Open Markets Submits Review of the Digital Markets Act - Considerations on Cloud and AI

 
Read the Submission

Last week, the Open Markets Institute Europe submitted observations to the European Commission as part of its consultation on the review of the Digital Markets Act (“DMA”).

Open Markets’ submission focuses on the current enforcement gaps and the urgent need to tackle issues arising in AI and cloud. As of today, the Commission has taken no action under the DMA despite mounting evidence of limited contestability in these sectors.

In cloud, market features and tech giant’s unfair practices have fuelled the emergence of a cloud oligopoly. Cloud users end up harmed and rivals are prevented from competing fairly on the market.  In AI, a small number of tech giants control the scarce and expensive inputs necessary to train large AI models and have reinforced their market power by signing partnerships with start-ups and engaging in unfair competitive practices. Other companies, notably OpenAI and Anthropic, have become so powerful that their large language models (LLMs) have almost become an important “AI infrastructure” for businesses.

The European Union must act now as these markets evolve quickly and monopolies become extremely challenging to break once established. As some aspects of the DMA fit uneasily with the nature of cloud and AI services, Open Markets Institute also argues that these services will likely require further sectoral regulations and antitrust actions.

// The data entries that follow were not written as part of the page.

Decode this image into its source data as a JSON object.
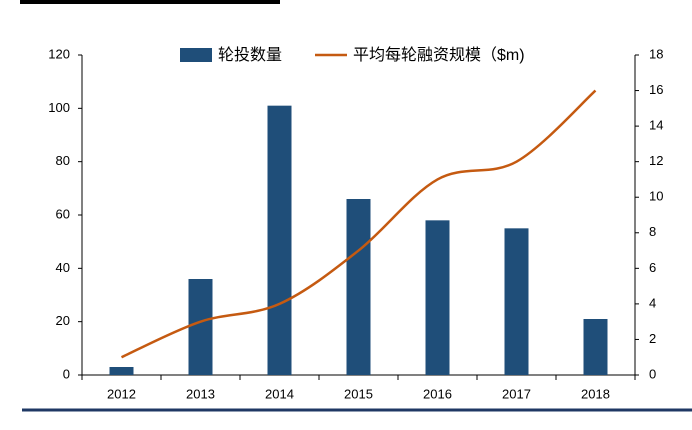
{
  "chart_data": {
    "type": "bar-line",
    "categories": [
      "2012",
      "2013",
      "2014",
      "2015",
      "2016",
      "2017",
      "2018"
    ],
    "series": [
      {
        "name": "轮投数量",
        "type": "bar",
        "color": "#1f4e79",
        "values": [
          3,
          36,
          101,
          66,
          58,
          55,
          21
        ]
      },
      {
        "name": "平均每轮融资规模（$m)",
        "type": "line",
        "axis": "y2",
        "color": "#c55a11",
        "values": [
          1,
          3,
          4,
          7,
          11,
          12,
          16
        ]
      }
    ],
    "ylim": [
      0,
      120
    ],
    "yticks": [
      0,
      20,
      40,
      60,
      80,
      100,
      120
    ],
    "y2lim": [
      0,
      18
    ],
    "y2ticks": [
      0,
      2,
      4,
      6,
      8,
      10,
      12,
      14,
      16,
      18
    ],
    "grid": false
  }
}
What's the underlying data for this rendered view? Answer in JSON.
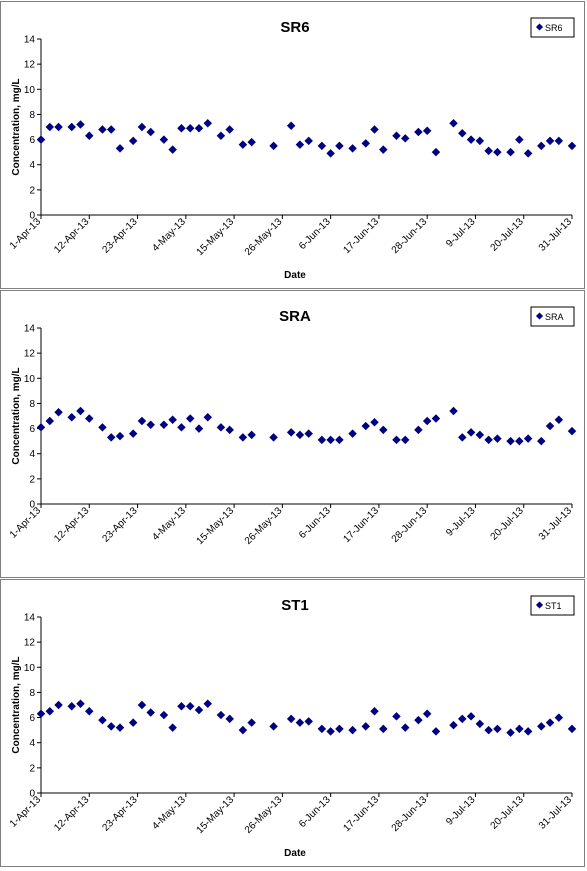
{
  "chart_data": [
    {
      "type": "scatter",
      "title": "SR6",
      "xlabel": "Date",
      "ylabel": "Concentration, mg/L",
      "ylim": [
        0,
        14
      ],
      "yticks": [
        0,
        2,
        4,
        6,
        8,
        10,
        12,
        14
      ],
      "xlim": [
        "2013-04-01",
        "2013-07-31"
      ],
      "xticks": [
        "1-Apr-13",
        "12-Apr-13",
        "23-Apr-13",
        "4-May-13",
        "15-May-13",
        "26-May-13",
        "6-Jun-13",
        "17-Jun-13",
        "28-Jun-13",
        "9-Jul-13",
        "20-Jul-13",
        "31-Jul-13"
      ],
      "legend": "top-right",
      "grid": false,
      "marker_color": "#000080",
      "series": [
        {
          "name": "SR6",
          "x": [
            "2013-04-01",
            "2013-04-03",
            "2013-04-05",
            "2013-04-08",
            "2013-04-10",
            "2013-04-12",
            "2013-04-15",
            "2013-04-17",
            "2013-04-19",
            "2013-04-22",
            "2013-04-24",
            "2013-04-26",
            "2013-04-29",
            "2013-05-01",
            "2013-05-03",
            "2013-05-05",
            "2013-05-07",
            "2013-05-09",
            "2013-05-12",
            "2013-05-14",
            "2013-05-17",
            "2013-05-19",
            "2013-05-24",
            "2013-05-28",
            "2013-05-30",
            "2013-06-01",
            "2013-06-04",
            "2013-06-06",
            "2013-06-08",
            "2013-06-11",
            "2013-06-14",
            "2013-06-16",
            "2013-06-18",
            "2013-06-21",
            "2013-06-23",
            "2013-06-26",
            "2013-06-28",
            "2013-06-30",
            "2013-07-04",
            "2013-07-06",
            "2013-07-08",
            "2013-07-10",
            "2013-07-12",
            "2013-07-14",
            "2013-07-17",
            "2013-07-19",
            "2013-07-21",
            "2013-07-24",
            "2013-07-26",
            "2013-07-28",
            "2013-07-31"
          ],
          "y": [
            6.0,
            7.0,
            7.0,
            7.0,
            7.2,
            6.3,
            6.8,
            6.8,
            5.3,
            5.9,
            7.0,
            6.6,
            6.0,
            5.2,
            6.9,
            6.9,
            6.9,
            7.3,
            6.3,
            6.8,
            5.6,
            5.8,
            5.5,
            7.1,
            5.6,
            5.9,
            5.5,
            4.9,
            5.5,
            5.3,
            5.7,
            6.8,
            5.2,
            6.3,
            6.1,
            6.6,
            6.7,
            5.0,
            7.3,
            6.5,
            6.0,
            5.9,
            5.1,
            5.0,
            5.0,
            6.0,
            4.9,
            5.5,
            5.9,
            5.9,
            5.5
          ]
        }
      ]
    },
    {
      "type": "scatter",
      "title": "SRA",
      "xlabel": "",
      "ylabel": "Concentration, mg/L",
      "ylim": [
        0,
        14
      ],
      "yticks": [
        0,
        2,
        4,
        6,
        8,
        10,
        12,
        14
      ],
      "xlim": [
        "2013-04-01",
        "2013-07-31"
      ],
      "xticks": [
        "1-Apr-13",
        "12-Apr-13",
        "23-Apr-13",
        "4-May-13",
        "15-May-13",
        "26-May-13",
        "6-Jun-13",
        "17-Jun-13",
        "28-Jun-13",
        "9-Jul-13",
        "20-Jul-13",
        "31-Jul-13"
      ],
      "legend": "top-right",
      "grid": false,
      "marker_color": "#000080",
      "series": [
        {
          "name": "SRA",
          "x": [
            "2013-04-01",
            "2013-04-03",
            "2013-04-05",
            "2013-04-08",
            "2013-04-10",
            "2013-04-12",
            "2013-04-15",
            "2013-04-17",
            "2013-04-19",
            "2013-04-22",
            "2013-04-24",
            "2013-04-26",
            "2013-04-29",
            "2013-05-01",
            "2013-05-03",
            "2013-05-05",
            "2013-05-07",
            "2013-05-09",
            "2013-05-12",
            "2013-05-14",
            "2013-05-17",
            "2013-05-19",
            "2013-05-24",
            "2013-05-28",
            "2013-05-30",
            "2013-06-01",
            "2013-06-04",
            "2013-06-06",
            "2013-06-08",
            "2013-06-11",
            "2013-06-14",
            "2013-06-16",
            "2013-06-18",
            "2013-06-21",
            "2013-06-23",
            "2013-06-26",
            "2013-06-28",
            "2013-06-30",
            "2013-07-04",
            "2013-07-06",
            "2013-07-08",
            "2013-07-10",
            "2013-07-12",
            "2013-07-14",
            "2013-07-17",
            "2013-07-19",
            "2013-07-21",
            "2013-07-24",
            "2013-07-26",
            "2013-07-28",
            "2013-07-31"
          ],
          "y": [
            6.1,
            6.6,
            7.3,
            6.9,
            7.4,
            6.8,
            6.1,
            5.3,
            5.4,
            5.6,
            6.6,
            6.3,
            6.3,
            6.7,
            6.1,
            6.8,
            6.0,
            6.9,
            6.1,
            5.9,
            5.3,
            5.5,
            5.3,
            5.7,
            5.5,
            5.6,
            5.1,
            5.1,
            5.1,
            5.6,
            6.2,
            6.5,
            5.9,
            5.1,
            5.1,
            5.9,
            6.6,
            6.8,
            7.4,
            5.3,
            5.7,
            5.5,
            5.1,
            5.2,
            5.0,
            5.0,
            5.2,
            5.0,
            6.2,
            6.7,
            5.8
          ]
        }
      ]
    },
    {
      "type": "scatter",
      "title": "ST1",
      "xlabel": "Date",
      "ylabel": "Concentration, mg/L",
      "ylim": [
        0,
        14
      ],
      "yticks": [
        0,
        2,
        4,
        6,
        8,
        10,
        12,
        14
      ],
      "xlim": [
        "2013-04-01",
        "2013-07-31"
      ],
      "xticks": [
        "1-Apr-13",
        "12-Apr-13",
        "23-Apr-13",
        "4-May-13",
        "15-May-13",
        "26-May-13",
        "6-Jun-13",
        "17-Jun-13",
        "28-Jun-13",
        "9-Jul-13",
        "20-Jul-13",
        "31-Jul-13"
      ],
      "legend": "top-right",
      "grid": false,
      "marker_color": "#000080",
      "series": [
        {
          "name": "ST1",
          "x": [
            "2013-04-01",
            "2013-04-03",
            "2013-04-05",
            "2013-04-08",
            "2013-04-10",
            "2013-04-12",
            "2013-04-15",
            "2013-04-17",
            "2013-04-19",
            "2013-04-22",
            "2013-04-24",
            "2013-04-26",
            "2013-04-29",
            "2013-05-01",
            "2013-05-03",
            "2013-05-05",
            "2013-05-07",
            "2013-05-09",
            "2013-05-12",
            "2013-05-14",
            "2013-05-17",
            "2013-05-19",
            "2013-05-24",
            "2013-05-28",
            "2013-05-30",
            "2013-06-01",
            "2013-06-04",
            "2013-06-06",
            "2013-06-08",
            "2013-06-11",
            "2013-06-14",
            "2013-06-16",
            "2013-06-18",
            "2013-06-21",
            "2013-06-23",
            "2013-06-26",
            "2013-06-28",
            "2013-06-30",
            "2013-07-04",
            "2013-07-06",
            "2013-07-08",
            "2013-07-10",
            "2013-07-12",
            "2013-07-14",
            "2013-07-17",
            "2013-07-19",
            "2013-07-21",
            "2013-07-24",
            "2013-07-26",
            "2013-07-28",
            "2013-07-31"
          ],
          "y": [
            6.3,
            6.5,
            7.0,
            6.9,
            7.1,
            6.5,
            5.8,
            5.3,
            5.2,
            5.6,
            7.0,
            6.4,
            6.2,
            5.2,
            6.9,
            6.9,
            6.6,
            7.1,
            6.2,
            5.9,
            5.0,
            5.6,
            5.3,
            5.9,
            5.6,
            5.7,
            5.1,
            4.9,
            5.1,
            5.0,
            5.3,
            6.5,
            5.1,
            6.1,
            5.2,
            5.8,
            6.3,
            4.9,
            5.4,
            5.9,
            6.1,
            5.5,
            5.0,
            5.1,
            4.8,
            5.1,
            4.9,
            5.3,
            5.6,
            6.0,
            5.1
          ]
        }
      ]
    }
  ]
}
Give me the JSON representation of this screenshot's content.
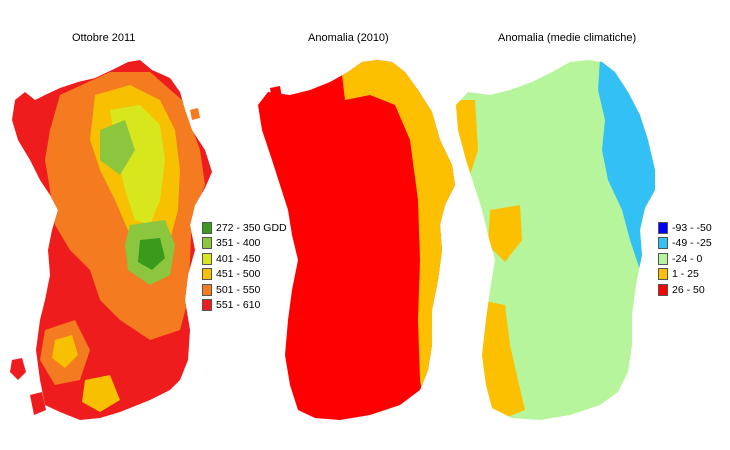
{
  "maps": [
    {
      "title": "Ottobre 2011",
      "legend": [
        {
          "label": "272 - 350 GDD",
          "color": "#3a9a1a"
        },
        {
          "label": "351 - 400",
          "color": "#8cc63f"
        },
        {
          "label": "401 - 450",
          "color": "#d8e61e"
        },
        {
          "label": "451 - 500",
          "color": "#f7c000"
        },
        {
          "label": "501 - 550",
          "color": "#f47b20"
        },
        {
          "label": "551 - 610",
          "color": "#ee1c1c"
        }
      ]
    },
    {
      "title": "Anomalia (2010)",
      "legend": []
    },
    {
      "title": "Anomalia (medie climatiche)",
      "legend": [
        {
          "label": "-93 - -50",
          "color": "#0000ff"
        },
        {
          "label": "-49 - -25",
          "color": "#33c0f5"
        },
        {
          "label": "-24 - 0",
          "color": "#b6f59c"
        },
        {
          "label": "1 - 25",
          "color": "#fdc000"
        },
        {
          "label": "26 - 50",
          "color": "#ff0000"
        }
      ]
    }
  ]
}
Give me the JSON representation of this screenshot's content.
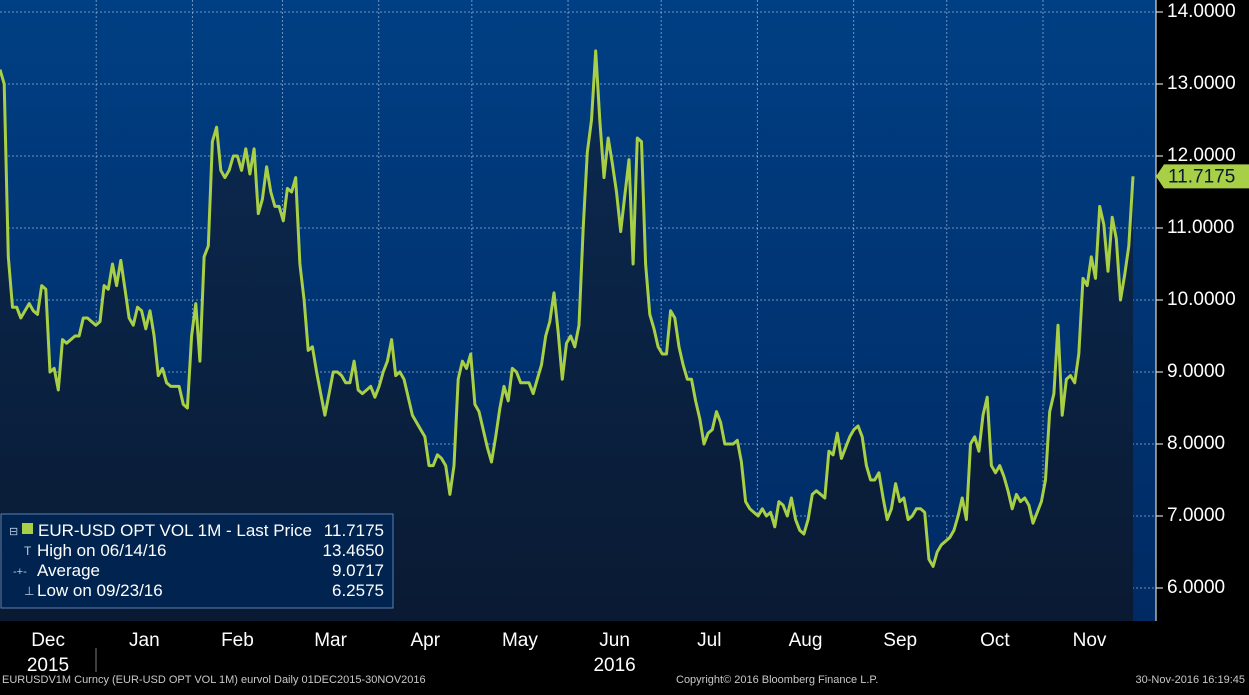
{
  "colors": {
    "plot_bg_top": "#003f84",
    "plot_bg_bottom": "#002a63",
    "fill_top": "#0b2a52",
    "fill_bottom": "#0a1a33",
    "line": "#a8cf45",
    "grid": "#9fb8d6",
    "label_bg": "#a8cf45"
  },
  "chart_data": {
    "type": "line",
    "series": [
      {
        "name": "EUR-USD OPT VOL 1M - Last Price",
        "values": [
          13.2,
          13.0,
          10.6,
          9.9,
          9.9,
          9.75,
          9.85,
          9.95,
          9.85,
          9.8,
          10.2,
          10.15,
          9.0,
          9.05,
          8.75,
          9.45,
          9.4,
          9.45,
          9.5,
          9.5,
          9.75,
          9.75,
          9.7,
          9.65,
          9.7,
          10.2,
          10.15,
          10.5,
          10.2,
          10.55,
          10.15,
          9.75,
          9.65,
          9.9,
          9.85,
          9.6,
          9.85,
          9.5,
          8.95,
          9.05,
          8.85,
          8.8,
          8.8,
          8.8,
          8.55,
          8.5,
          9.5,
          9.95,
          9.15,
          10.6,
          10.75,
          12.2,
          12.4,
          11.8,
          11.7,
          11.8,
          12.0,
          12.0,
          11.8,
          12.1,
          11.75,
          12.1,
          11.2,
          11.4,
          11.85,
          11.5,
          11.3,
          11.3,
          11.1,
          11.55,
          11.5,
          11.7,
          10.5,
          10.0,
          9.3,
          9.35,
          9.0,
          8.7,
          8.4,
          8.7,
          9.0,
          9.0,
          8.95,
          8.85,
          8.85,
          9.15,
          8.75,
          8.7,
          8.75,
          8.8,
          8.65,
          8.8,
          9.0,
          9.15,
          9.45,
          8.95,
          9.0,
          8.9,
          8.65,
          8.4,
          8.3,
          8.2,
          8.1,
          7.7,
          7.7,
          7.85,
          7.8,
          7.7,
          7.3,
          7.7,
          8.9,
          9.15,
          9.05,
          9.25,
          8.55,
          8.45,
          8.2,
          7.95,
          7.75,
          8.1,
          8.5,
          8.8,
          8.6,
          9.05,
          9.0,
          8.85,
          8.85,
          8.85,
          8.7,
          8.9,
          9.1,
          9.5,
          9.7,
          10.1,
          9.55,
          8.9,
          9.4,
          9.5,
          9.35,
          9.65,
          11.0,
          12.05,
          12.5,
          13.46,
          12.5,
          11.7,
          12.25,
          11.9,
          11.5,
          10.95,
          11.45,
          11.95,
          10.5,
          12.25,
          12.2,
          10.5,
          9.8,
          9.6,
          9.35,
          9.25,
          9.25,
          9.85,
          9.75,
          9.35,
          9.1,
          8.9,
          8.9,
          8.6,
          8.35,
          8.0,
          8.15,
          8.2,
          8.45,
          8.3,
          8.0,
          8.0,
          8.0,
          8.05,
          7.75,
          7.2,
          7.1,
          7.05,
          7.0,
          7.1,
          7.0,
          7.05,
          6.85,
          7.2,
          7.15,
          7.0,
          7.25,
          6.95,
          6.8,
          6.75,
          6.95,
          7.3,
          7.35,
          7.3,
          7.25,
          7.9,
          7.85,
          8.15,
          7.8,
          7.95,
          8.1,
          8.2,
          8.25,
          8.1,
          7.7,
          7.5,
          7.5,
          7.6,
          7.25,
          6.95,
          7.1,
          7.45,
          7.2,
          7.25,
          6.95,
          7.0,
          7.1,
          7.1,
          7.05,
          6.4,
          6.3,
          6.5,
          6.6,
          6.65,
          6.7,
          6.8,
          7.0,
          7.25,
          6.95,
          8.0,
          8.1,
          7.9,
          8.4,
          8.65,
          7.7,
          7.6,
          7.7,
          7.55,
          7.35,
          7.1,
          7.3,
          7.2,
          7.25,
          7.15,
          6.9,
          7.05,
          7.2,
          7.5,
          8.45,
          8.7,
          9.65,
          8.4,
          8.9,
          8.95,
          8.85,
          9.25,
          10.3,
          10.2,
          10.6,
          10.3,
          11.3,
          11.05,
          10.4,
          11.15,
          10.85,
          10.0,
          10.35,
          10.75,
          11.7175
        ]
      }
    ],
    "x_start": "2015-12-01",
    "x_end": "2016-11-30",
    "xlabels": [
      "Dec",
      "Jan",
      "Feb",
      "Mar",
      "Apr",
      "May",
      "Jun",
      "Jul",
      "Aug",
      "Sep",
      "Oct",
      "Nov"
    ],
    "year_labels": [
      "2015",
      "2016"
    ],
    "yticks": [
      "6.0000",
      "7.0000",
      "8.0000",
      "9.0000",
      "10.0000",
      "11.0000",
      "12.0000",
      "13.0000",
      "14.0000"
    ],
    "ylim": [
      5.6,
      14.2
    ],
    "last_price_label": "11.7175",
    "grid": true,
    "legend_position": "bottom-left"
  },
  "legend": {
    "title": "EUR-USD OPT VOL 1M - Last Price",
    "title_value": "11.7175",
    "rows": [
      {
        "icon": "T",
        "label": "High on 06/14/16",
        "value": "13.4650"
      },
      {
        "icon": "-+-",
        "label": "Average",
        "value": "9.0717"
      },
      {
        "icon": "⊥",
        "label": "Low on 09/23/16",
        "value": "6.2575"
      }
    ]
  },
  "footer": {
    "left": "EURUSDV1M Curncy (EUR-USD OPT VOL 1M) eurvol  Daily 01DEC2015-30NOV2016",
    "center": "Copyright© 2016 Bloomberg Finance L.P.",
    "right": "30-Nov-2016 16:19:45"
  }
}
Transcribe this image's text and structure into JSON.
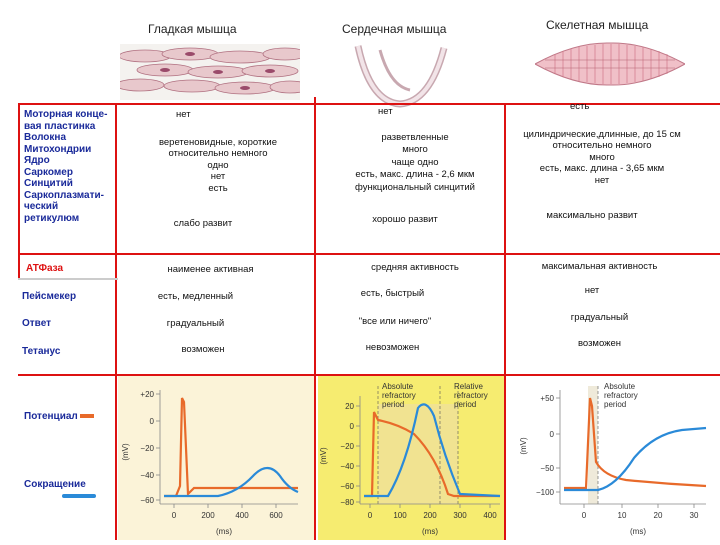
{
  "header": {
    "smooth": "Гладкая мышца",
    "cardiac": "Сердечная мышца",
    "skeletal": "Скелетная мышца"
  },
  "labels": {
    "structure": [
      "Моторная конце-",
      "вая пластинка",
      "Волокна",
      "Митохондрии",
      "Ядро",
      "Саркомер",
      "Синцитий",
      "Саркоплазмати-",
      "ческий",
      "ретикулюм"
    ],
    "atpase": "АТФаза",
    "pacemaker": "Пейсмекер",
    "response": "Ответ",
    "tetanus": "Тетанус",
    "potential": "Потенциал",
    "contraction": "Сокращение"
  },
  "smooth": {
    "structure": [
      "нет",
      "веретеновидные, короткие",
      "относительно немного",
      "одно",
      "нет",
      "есть"
    ],
    "sr": "слабо развит",
    "atpase": "наименее активная",
    "pacemaker": "есть, медленный",
    "response": "градуальный",
    "tetanus": "возможен"
  },
  "cardiac": {
    "structure": [
      "нет",
      "разветвленные",
      "много",
      "чаще одно",
      "есть, макс. длина - 2,6 мкм",
      "функциональный синцитий"
    ],
    "sr": "хорошо развит",
    "atpase": "средняя активность",
    "pacemaker": "есть, быстрый",
    "response": "\"все или ничего\"",
    "tetanus": "невозможен"
  },
  "skeletal": {
    "structure": [
      "есть",
      "цилиндрические,длинные, до 15 см",
      "относительно немного",
      "много",
      "есть, макс. длина - 3,65 мкм",
      "нет"
    ],
    "sr": "максимально развит",
    "atpase": "максимальная активность",
    "pacemaker": "нет",
    "response": "градуальный",
    "tetanus": "возможен"
  },
  "charts": {
    "smooth": {
      "ylabel": "(mV)",
      "xlabel": "(ms)",
      "yticks": [
        "+20",
        "0",
        "−20",
        "−40",
        "−60"
      ],
      "xticks": [
        "0",
        "200",
        "400",
        "600"
      ]
    },
    "cardiac": {
      "ylabel": "(mV)",
      "xlabel": "(ms)",
      "ann_abs": [
        "Absolute",
        "refractory",
        "period"
      ],
      "ann_rel": [
        "Relative",
        "refractory",
        "period"
      ],
      "yticks": [
        "20",
        "0",
        "−20",
        "−40",
        "−60",
        "−80"
      ],
      "xticks": [
        "0",
        "100",
        "200",
        "300",
        "400"
      ]
    },
    "skeletal": {
      "ylabel": "(mV)",
      "xlabel": "(ms)",
      "ann_abs": [
        "Absolute",
        "refractory",
        "period"
      ],
      "yticks": [
        "+50",
        "0",
        "−50",
        "−100"
      ],
      "xticks": [
        "0",
        "10",
        "20",
        "30"
      ]
    }
  },
  "colors": {
    "potential": "#e86a2a",
    "contraction": "#2a8ad8",
    "grid": "#dd1111",
    "label": "#1a2a9a"
  }
}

Regarding the DMA, the submission makes the following key recommendations.

 In the cloud sector:

  • The three main hyperscalers Amazon Web Services, Microsoft Azure and Google Cloud Platform should be designated as gatekeepers as soon as possible ;

  • Some DMA obligations could immediately be applied to these three players including the prohibition to use commercial data to develop their digital services and the obligation to ensure data portability ;

  • To tackle unfair practices effectively, other DMA obligations should be amended through a Commission investigation. These include ensuring technical interoperability, giving access on fair and non-discriminatory terms and the tying and self-preference bans.

 In the AI sector:

  • Companies operating virtual assistants and chatbots, such as Apple, Amazon and OpenAI, should be designated as soon as possible;

  • The Commission must open an investigation to confirm that foundation models should be added to the list of core platform services; the Commission should then designate giants training foundation models;

  • Some DMA obligations could be immediately applied to gatekeepers. These include the prohibition to cross-use data to train models, the ban to force users to register or subscribe to use AI services to access another service and the obligation to ensure data portability of core platform services.

  • The Commission should open an investigation to update some obligations including ensuring technical interoperability of AI models and tying practices that do not require subscription or registration.